NETTOYAGE A SEC

Isabelle Revenu

Je finissais par ressembler au gorille femelle qui me servait de femme de ménage. Pas rasé, le cheveu gras et compacté de pellicules. J'étais en train de me servir un pet..heu..grand verre de Gewurztraminer, quand mon portable entonna "Just singing the blues and nothing else" des Silver Surfers.

Un nouveau contrat m'échoyait. M'échoyait? Non pas choyé et pas de foyer...des interpositions ça et là, sans trace légale,  sans empreinte délaissée.

Une couleuvre silencieuse.

Un must du camouflage. Quel âge ? En ce moment, un peu plus que l'âge de mes artères. Je me terre dans cette chambre noire comme un boulet de coke de Sarreguemines. Mine de déterré...

Je n'avais pas bossé depuis..oh..depuis que j'avais refait connaissance avec l'alcool, mon bât qui blesse, mon ordonnance,  ma seule compagnie. Mon double avec ou sans glaçons.

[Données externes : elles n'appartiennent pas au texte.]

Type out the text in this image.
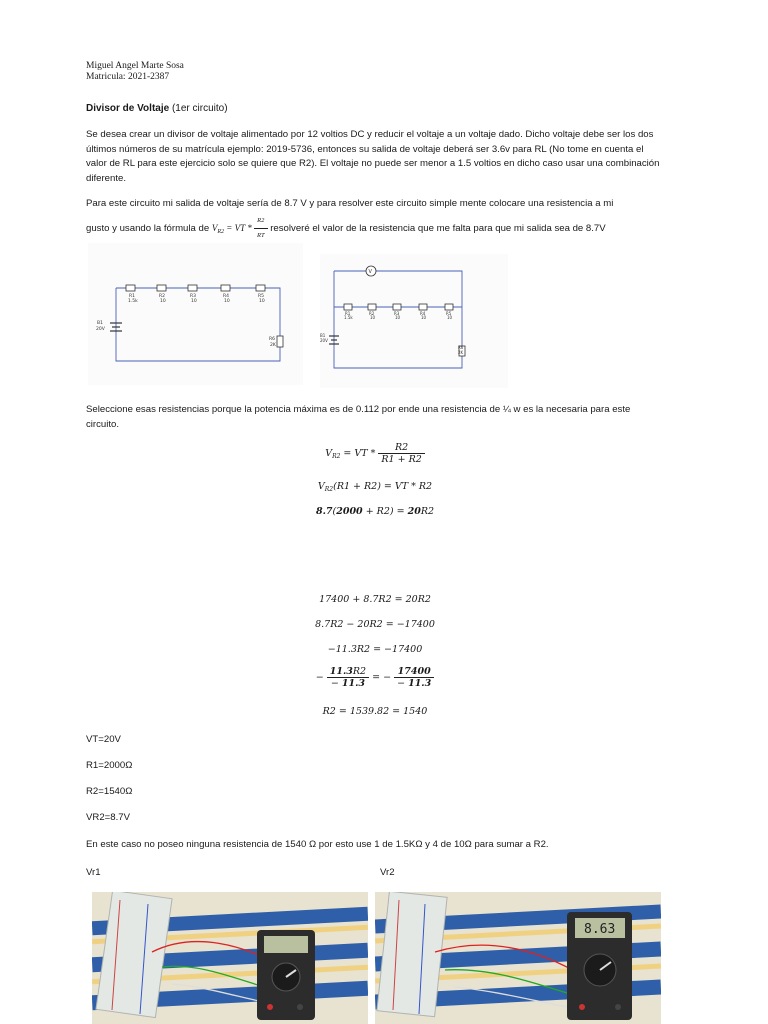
Miguel Angel Marte Sosa
Matricula: 2021-2387
Divisor de Voltaje (1er circuito)
Se desea crear un divisor de voltaje alimentado por 12 voltios DC y reducir el voltaje a un voltaje dado. Dicho voltaje debe ser los dos últimos números de su matrícula ejemplo: 2019-5736, entonces su salida de voltaje deberá ser 3.6v para RL (No tome en cuenta el valor de RL para este ejercicio solo se quiere que R2). El voltaje no puede ser menor a 1.5 voltios en dicho caso usar una combinación diferente.
Para este circuito mi salida de voltaje sería de 8.7 V y para resolver este circuito simple mente colocare una resistencia a mi
gusto y usando la fórmula de $V_{R2}$ = VT * $\frac{R2}{RT}$ resolveré el valor de la resistencia que me falta para que mi salida sea de 8.7V
R1
1.5k
R2
10
R3
10
R4
10
R5
10
B1
20V
R6
2K
V
R1
1.5k
R2
10
R3
10
R4
10
R5
10
B1
20V
R6
2K
Seleccione esas resistencias porque la potencia máxima es de 0.112 por ende una resistencia de ¼ w es la necesaria para este circuito.
$V_{R2}$ = VT * $\frac{R2}{R1 + R2}$
$V_{R2}(R1 + R2)$ = VT * R2
8.7(2000 + R2) = 20R2
17400 + 8.7R2 = 20R2
8.7R2 − 20R2 = −17400
−11.3R2 = −17400
− $\frac{11.3R2}{- 11.3}$ = − $\frac{17400}{- 11.3}$
R2 = 1539.82 = 1540
VT=20V
R1=2000Ω
R2=1540Ω
VR2=8.7V
En este caso no poseo ninguna resistencia de 1540 Ω por esto use 1 de 1.5KΩ y 4 de 10Ω para sumar a R2.
Vr1	Vr2
8.63
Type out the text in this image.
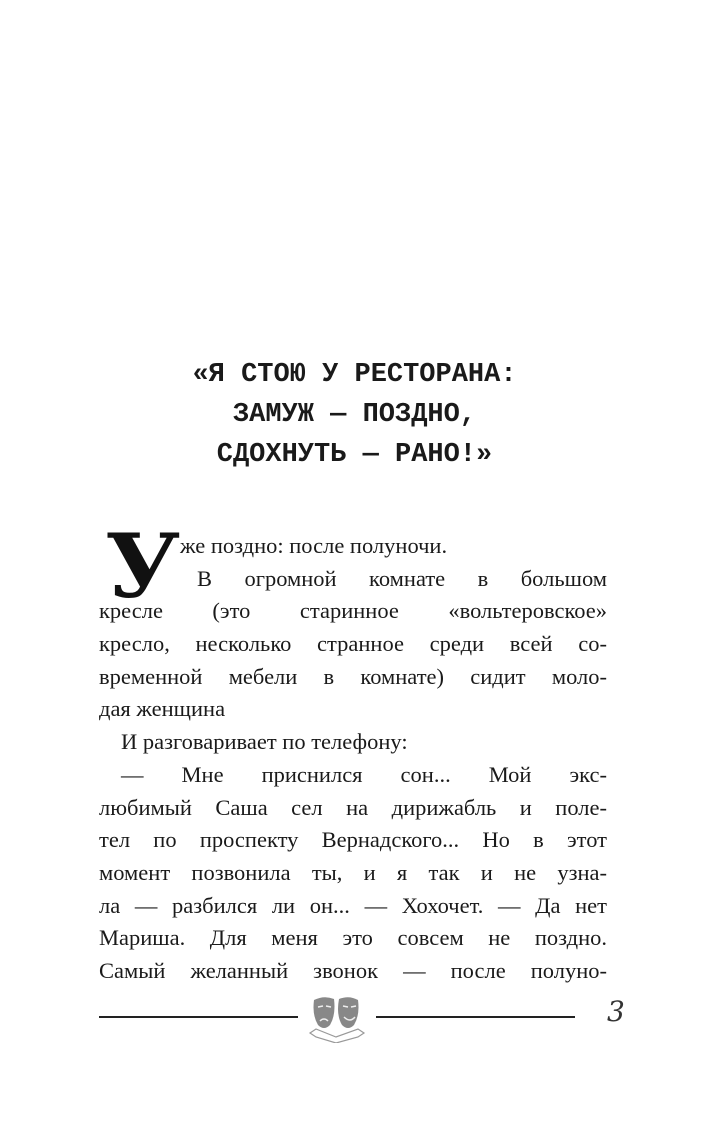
«Я СТОЮ У РЕСТОРАНА:
ЗАМУЖ — ПОЗДНО,
СДОХНУТЬ — РАНО!»
У же поздно: после полуночи.
В огромной комнате в большом
кресле (это старинное «вольтеровское»
кресло, несколько странное среди всей со-
временной мебели в комнате) сидит моло-
дая женщина
И разговаривает по телефону:
— Мне приснился сон... Мой экс-
любимый Саша сел на дирижабль и поле-
тел по проспекту Вернадского... Но в этот
момент позвонила ты, и я так и не узна-
ла — разбился ли он... — Хохочет. — Да нет
Мариша. Для меня это совсем не поздно.
Самый желанный звонок — после полуно-
3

Le gars que j'avais dessoudé en dernier était une pauvre tache, un de ces types dont on regrette qu'il ait frappé à la porte de l'humanité, un pourri, un assassin. C'est là que j'ai commencé la picole. Je me sentais serré à l'intérieur, en descente plombée. Déjà seul, je m'enterrai vivant dans des degrés d'alcoolisation défiant toute concurrence. Et dans un ésotérisme que n'auraient pas renié les adeptes des causes perdues.

Ma femme s'était barrée avec mon secrétaire. A l'époque, je dirigeais une agence de détective privé.

En ce temps-là, j'avais une double identité, j'étais patron de bar de nuit..la nuit, ce qui me permettait de savoir l'activité des flics, dont les descentes dans mon établissement étaient plus célèbres que celle de Cécile Sorel au Moulin rouge...

Quand on est ami avec la bouteille, tout est proche de l' éclatement permanent.

En premier, la tête en plomb mais jamais d'aplomb, toujours penchée du côté où ta vie va tomber. Ensuite les idées qui suivent le même chemin. Le plus dur, c'est quand les mains commencent à entamer une java endiablée, où le verre que tu te sers en guise de petit déj se vide plus vite qu'au remplissage,  la faute à la danse de Saint Guy incontrôlable.

La punition commence.

Le moins glorieux, c'est qu' imbibé sans cesse de liquide brûlant, il t'en faut encore et encore, jusqu'à absorber l'eau de Cologne du coffret de Noël... Et dégueuler ton soûl dans les chélidoines des ruelles cradingues. Plus rien de solide ne se cramponne dans ton estomac, ton foie lutte comme il peut et se gonfle , attendant la cirrhose avec bénédiction, comme une délivrance ultime. La chute est en nous comme un glissement de terrain,  une coulée de boue insidieuse et létale.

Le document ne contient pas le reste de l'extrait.